Filmin ilk yarısında Türkiye’de kadın olmak olgusu ele alınmış. Filmde kadına yönelik şiddet, baskı karşısında Hollandalı Carina’nın şaşkınlığını izliyoruz. Carinna hayatta olsaydı sizce bu konuda bugün günlüğüne ne yazardı?
- Bugün ki Türkiye’ye daha az şaşırırdı diye düşünüyorum.
6 Eylül 2019 da “Serseriler” adını verdiğiniz yeni filminiz vizyona girdi. Bize biraz da bu filminizden bahseder misiniz ?
- Aslında tarzımın dışında bir film oldu. Yoksul mahallelerden gelen üç gencin hayata tutunmaya çalışırken başlarından geçen hareketli maceraları konu alıyor film. Girdiği dönem diğer yerli filmler gibi Serseriler’ in de tutunma şansı olamadı gişede. Garip bir şekilde bu filminde TV satışında problem yaşıyoruz. Bunu ben değil bir başkası yaşamış ve bana anlatmış olsaydı paranoya yapıyorsun derdim belki ama net olarak bir fişlenme durumum var. Bunun başka bir izahı olamaz.
Son olarak Ulaş Bahadır’ın bir günü nasıl geçer diye sormak istiyorum. Gün içinde neler yapar, nelerden hoşlanır ?

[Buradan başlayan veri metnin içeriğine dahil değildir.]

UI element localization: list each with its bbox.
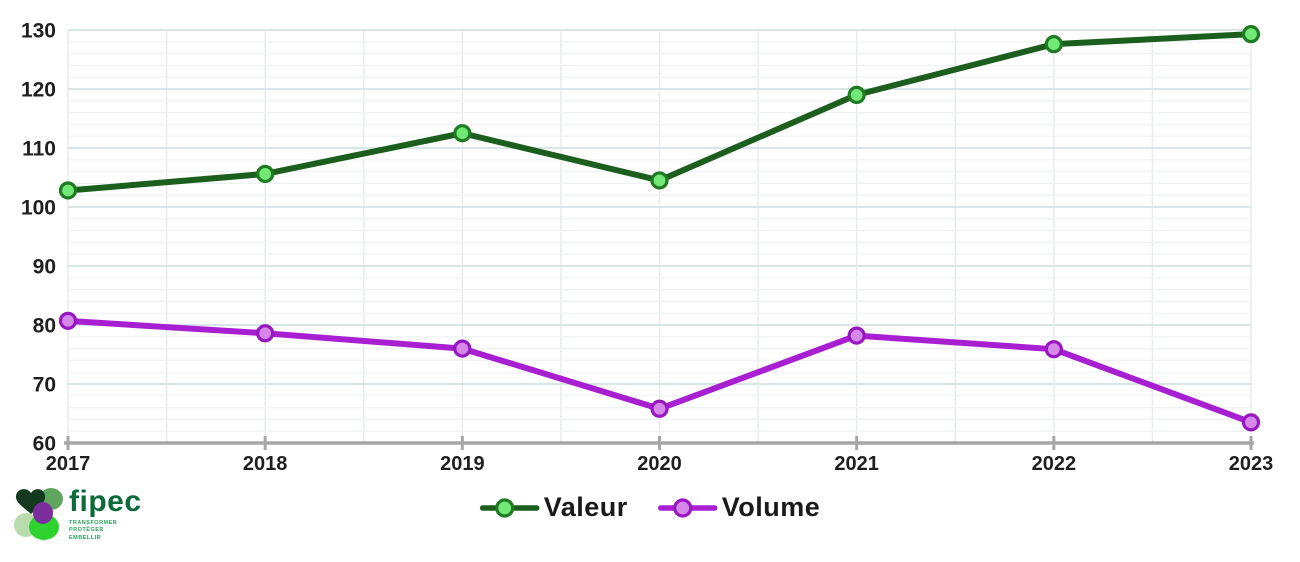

- Aslında normal şartlarda her fırsatta her boşlukta ailemle olmak ya da sevdiğim arkadaşlarımla vakit geçirmek tercihimdir. Son zamanlarda maalesef herkes gibi endişe içinde geçiyor. Sürekli sosyal medyadan salgını takip etmek zorunda hissediyorum. Salgın harici sürekli bir meşguliyetim vardır, iş üretmeyi uğraşmayı seviyorum.